Archives du détective fantôme - Chapitre 28

Chapitre 28

« Mais elle finira bien par le découvrir. Elle viendra travailler demain ! » me rappela Xiao Ren depuis le côté.

« Je sais que ça devait arriver tôt ou tard, mais il faudra attendre que j'aie fini d'examiner le corps de Cao Ying ! » ai-je répondu fermement. « Fang Lei considérait Cao Ying comme une bonne amie, et vu son dévouement au travail, elle n'aurait jamais renoncé à examiner son corps. Mais… mais je ne veux pas qu'elle fasse l'autopsie ; ce serait trop cruel pour elle ! »

Chen Kai et Xiao Ren échangèrent un regard. Finalement, Chen Kai soupira et dit, impuissant

: «

Nous avons convenu de ne pas en parler, mais cela ne signifie pas que Fang Lei ne sera pas au courant.

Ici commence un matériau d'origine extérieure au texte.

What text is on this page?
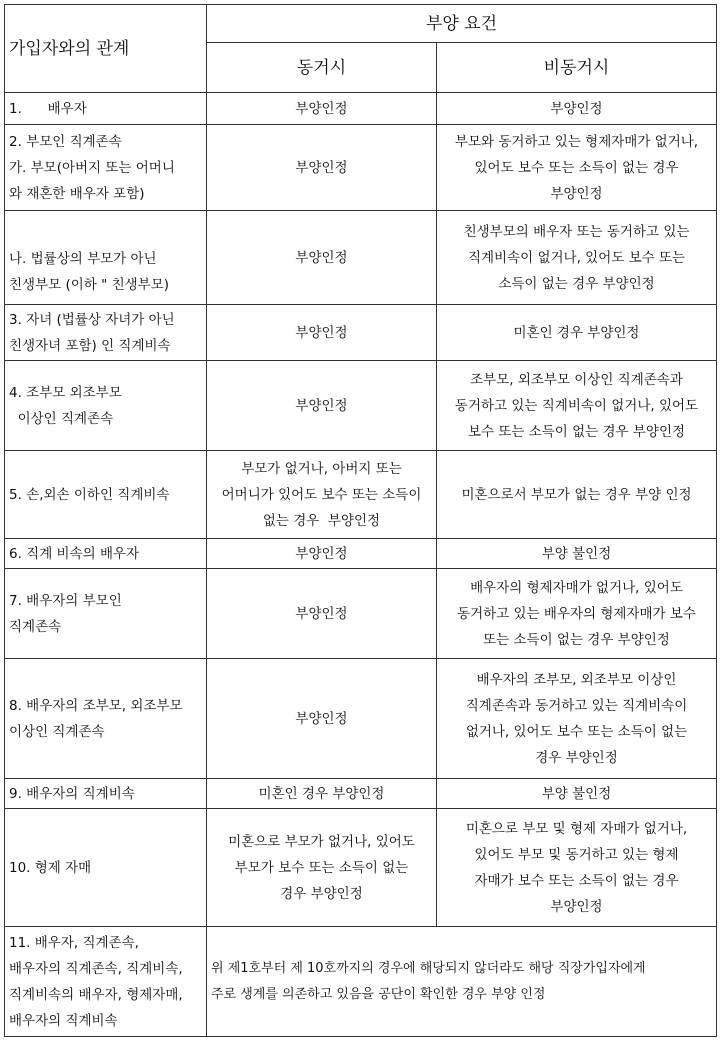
가입자와의 관계	부양 요건	
	동거시	비동거시

1.      배우자	부양인정	부양인정

2. 부모인 직계존속
가. 부모(아버지 또는 어머니
와 재혼한 배우자 포함)	부양인정	부모와 동거하고 있는 형제자매가 없거나,
있어도 보수 또는 소득이 없는 경우
부양인정

나. 법률상의 부모가 아닌
친생부모 (이하 " 친생부모)	부양인정	친생부모의 배우자 또는 동거하고 있는
직계비속이 없거나, 있어도 보수 또는
소득이 없는 경우 부양인정

3. 자녀 (법률상 자녀가 아닌
친생자녀 포함) 인 직계비속	부양인정	미혼인 경우 부양인정

4. 조부모 외조부모
이상인 직계존속	부양인정	조부모, 외조부모 이상인 직계존속과
동거하고 있는 직계비속이 없거나, 있어도
보수 또는 소득이 없는 경우 부양인정

5. 손,외손 이하인 직계비속	부모가 없거나, 아버지 또는
어머니가 있어도 보수 또는 소득이
없는 경우  부양인정	미혼으로서 부모가 없는 경우 부양 인정

6. 직계 비속의 배우자	부양인정	부양 불인정

7. 배우자의 부모인
직계존속	부양인정	배우자의 형제자매가 없거나, 있어도
동거하고 있는 배우자의 형제자매가 보수
또는 소득이 없는 경우 부양인정

8. 배우자의 조부모, 외조부모
이상인 직계존속	부양인정	배우자의 조부모, 외조부모 이상인
직계존속과 동거하고 있는 직계비속이
없거나, 있어도 보수 또는 소득이 없는
경우 부양인정

9. 배우자의 직계비속	미혼인 경우 부양인정	부양 불인정

10. 형제 자매	미혼으로 부모가 없거나, 있어도
부모가 보수 또는 소득이 없는
경우 부양인정	미혼으로 부모 및 형제 자매가 없거나,
있어도 부모 및 동거하고 있는 형제
자매가 보수 또는 소득이 없는 경우
부양인정

11. 배우자, 직계존속,
배우자의 직계존속, 직계비속,
직계비속의 배우자, 형제자매,
배우자의 직계비속	위 제1호부터 제 10호까지의 경우에 해당되지 않더라도 해당 직장가입자에게
주로 생계를 의존하고 있음을 공단이 확인한 경우 부양 인정	
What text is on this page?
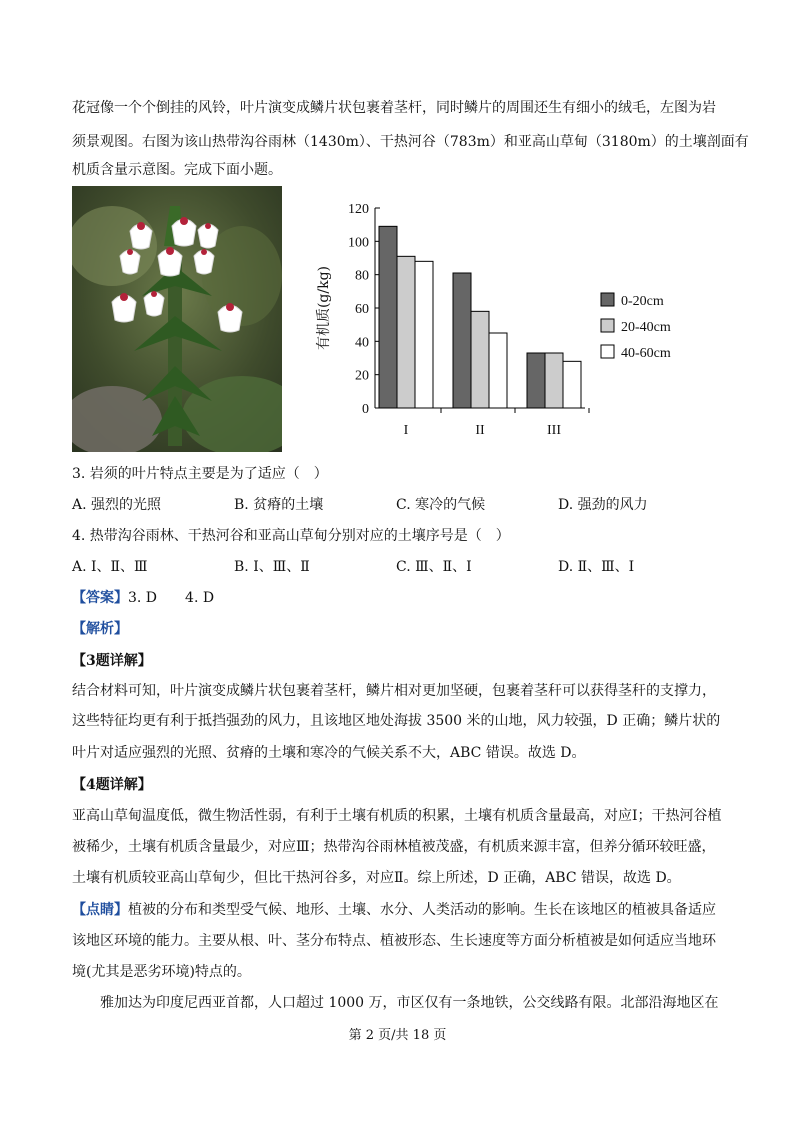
花冠像一个个倒挂的风铃，叶片演变成鳞片状包裹着茎杆，同时鳞片的周围还生有细小的绒毛，左图为岩
须景观图。右图为该山热带沟谷雨林（1430m）、干热河谷（783m）和亚高山草甸（3180m）的土壤剖面有
机质含量示意图。完成下面小题。
0
20
40
60
80
100
120
有机质(g/kg)
I	II	III
0-20cm
20-40cm
40-60cm
3. 岩须的叶片特点主要是为了适应（　）
A. 强烈的光照	B. 贫瘠的土壤	C. 寒冷的气候	D. 强劲的风力
4. 热带沟谷雨林、干热河谷和亚高山草甸分别对应的土壤序号是（　）
A. Ⅰ、Ⅱ、Ⅲ	B. Ⅰ、Ⅲ、Ⅱ	C. Ⅲ、Ⅱ、Ⅰ	D. Ⅱ、Ⅲ、Ⅰ
【答案】3. D　　4. D
【解析】
【3题详解】
结合材料可知，叶片演变成鳞片状包裹着茎杆，鳞片相对更加坚硬，包裹着茎秆可以获得茎秆的支撑力，
这些特征均更有利于抵挡强劲的风力，且该地区地处海拔 3500 米的山地，风力较强，D 正确；鳞片状的
叶片对适应强烈的光照、贫瘠的土壤和寒冷的气候关系不大，ABC 错误。故选 D。
【4题详解】
亚高山草甸温度低，微生物活性弱，有利于土壤有机质的积累，土壤有机质含量最高，对应Ⅰ；干热河谷植
被稀少，土壤有机质含量最少，对应Ⅲ；热带沟谷雨林植被茂盛，有机质来源丰富，但养分循环较旺盛，
土壤有机质较亚高山草甸少，但比干热河谷多，对应Ⅱ。综上所述，D 正确，ABC 错误，故选 D。
【点睛】植被的分布和类型受气候、地形、土壤、水分、人类活动的影响。生长在该地区的植被具备适应
该地区环境的能力。主要从根、叶、茎分布特点、植被形态、生长速度等方面分析植被是如何适应当地环
境(尤其是恶劣环境)特点的。
雅加达为印度尼西亚首都，人口超过 1000 万，市区仅有一条地铁，公交线路有限。北部沿海地区在
第 2 页/共 18 页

Elle commence à travailler demain. Croyez-vous que tout le commissariat soit complètement ignorant

? La mort de Cao Ying a déjà bouleversé tout le commissariat

!

»

« Ne t'inquiète pas, j'ai un plan », dis-je avec hésitation. Il semblait que je n'avais d'autre choix que de demander de l'aide à Abao, espérant qu'elle pourrait gagner du temps face à Fang Lei. Mais la simple pensée de cette étrange requête de la jeune fille me donna de nouveau mal à la tête. C'est vrai, comme on dit, plus l'eau est trouble, plus on a envie de la remuer.

Livre Un : Les Trois Fantômes de la Ville, Chapitre Soixante-Deux : 7 juillet

Livre Un : Les Trois Fantômes de la Ville, Chapitre Soixante-Deux : 7 juillet

J'ai jeté un coup d'œil à Xiao Ren, dont l'expression était étrange, puis au corps de Cao Ying sur la table d'autopsie. J'ai soupiré et pris un linge blanc pour lui couvrir le visage. Peut-être que, ne pas voir son visage me rendrait moins hésitante à pratiquer l'incision

!

« Si ça ne marche pas, alors ne le regarde pas », ai-je dit à Xiao Ren.

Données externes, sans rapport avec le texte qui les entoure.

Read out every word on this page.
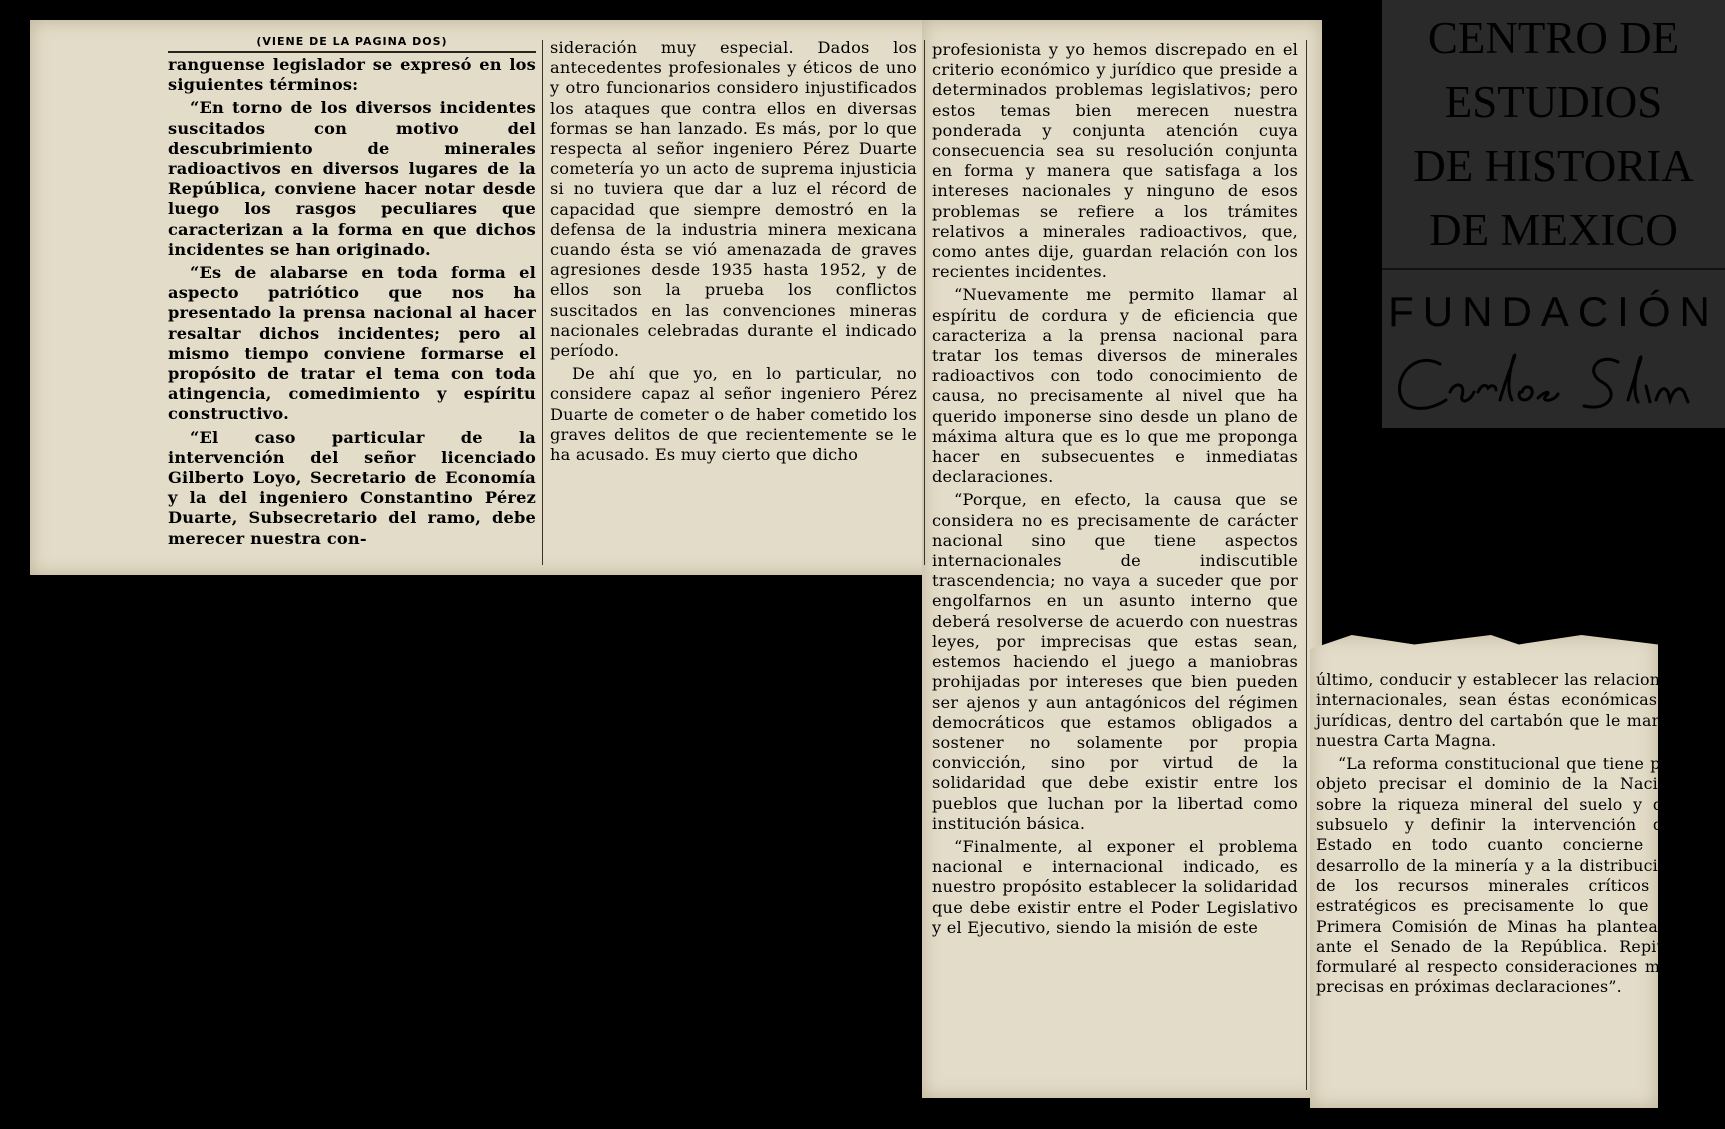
(VIENE DE LA PAGINA DOS)

ranguense legislador se expresó en los siguientes términos:

“En torno de los diversos incidentes suscitados con motivo del descubrimiento de minerales radioactivos en diversos lugares de la República, conviene hacer notar desde luego los rasgos peculiares que caracterizan a la forma en que dichos incidentes se han originado.

“Es de alabarse en toda forma el aspecto patriótico que nos ha presentado la prensa nacional al hacer resaltar dichos incidentes; pero al mismo tiempo conviene formarse el propósito de tratar el tema con toda atingencia, comedimiento y espíritu constructivo.

“El caso particular de la intervención del señor licenciado Gilberto Loyo, Secretario de Economía y la del ingeniero Constantino Pérez Duarte, Subsecretario del ramo, debe merecer nuestra con-

sideración muy especial. Dados los antecedentes profesionales y éticos de uno y otro funcionarios considero injustificados los ataques que contra ellos en diversas formas se han lanzado. Es más, por lo que respecta al señor ingeniero Pérez Duarte cometería yo un acto de suprema injusticia si no tuviera que dar a luz el récord de capacidad que siempre demostró en la defensa de la industria minera mexicana cuando ésta se vió amenazada de graves agresiones desde 1935 hasta 1952, y de ellos son la prueba los conflictos suscitados en las convenciones mineras nacionales celebradas durante el indicado período.

De ahí que yo, en lo particular, no considere capaz al señor ingeniero Pérez Duarte de cometer o de haber cometido los graves delitos de que recientemente se le ha acusado. Es muy cierto que dicho

profesionista y yo hemos discrepado en el criterio económico y jurídico que preside a determinados problemas legislativos; pero estos temas bien merecen nuestra ponderada y conjunta atención cuya consecuencia sea su resolución conjunta en forma y manera que satisfaga a los intereses nacionales y ninguno de esos problemas se refiere a los trámites relativos a minerales radioactivos, que, como antes dije, guardan relación con los recientes incidentes.

“Nuevamente me permito llamar al espíritu de cordura y de eficiencia que caracteriza a la prensa nacional para tratar los temas diversos de minerales radioactivos con todo conocimiento de causa, no precisamente al nivel que ha querido imponerse sino desde un plano de máxima altura que es lo que me proponga hacer en subsecuentes e inmediatas declaraciones.

“Porque, en efecto, la causa que se considera no es precisamente de carácter nacional sino que tiene aspectos internacionales de indiscutible trascendencia; no vaya a suceder que por engolfarnos en un asunto interno que deberá resolverse de acuerdo con nuestras leyes, por imprecisas que estas sean, estemos haciendo el juego a maniobras prohijadas por intereses que bien pueden ser ajenos y aun antagónicos del régimen democráticos que estamos obligados a sostener no solamente por propia convicción, sino por virtud de la solidaridad que debe existir entre los pueblos que luchan por la libertad como institución básica.

“Finalmente, al exponer el problema nacional e internacional indicado, es nuestro propósito establecer la solidaridad que debe existir entre el Poder Legislativo y el Ejecutivo, siendo la misión de este

último, conducir y establecer las relaciones internacionales, sean éstas económicas o jurídicas, dentro del cartabón que le marca nuestra Carta Magna.

“La reforma constitucional que tiene por objeto precisar el dominio de la Nación sobre la riqueza mineral del suelo y del subsuelo y definir la intervención del Estado en todo cuanto concierne al desarrollo de la minería y a la distribución de los recursos minerales críticos y estratégicos es precisamente lo que la Primera Comisión de Minas ha planteado ante el Senado de la República. Repito, formularé al respecto consideraciones más precisas en próximas declaraciones”.

CENTRO DE
ESTUDIOS
DE HISTORIA
DE MEXICO
FUNDACIÓN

« Pas question ! » Xiao Ren a immédiatement rejeté ma suggestion, en disant : « Le capitaine m'a dit de vous surveiller de près ! »

« Me surveiller ? » Je ne sais vraiment pas depuis quand je suis devenu un animal en voie de disparition qui a besoin qu'on veille sur lui.

« Qui sait quand tu vas t'évanouir à nouveau ! » Xiao Ren me jeta un coup d'œil et répondit avec assurance.

J'esquissai un sourire amer et secouai la tête, impuissante. La scène terrifiante du lac me revint en mémoire, me glaçant le sang. Je jetai un coup d'œil à ma montre

; je savais qu'Abao ne pourrait pas retenir Fang Lei et les autres longtemps. Il fallait que je termine rapidement. J'enfilai des gants et commençai l'inspection.

Tandis que le scalpel incisait la peau autrefois si tendre de Cao Ying, je ne pouvais m'empêcher de me demander : qu'est-ce qui, en ce monde, est véritablement éternel ? Ce corps humain est vraiment fascinant ; nul ne peut le comprendre pleinement de son vivant, et pourtant, il se prête si facilement à la manipulation après la mort.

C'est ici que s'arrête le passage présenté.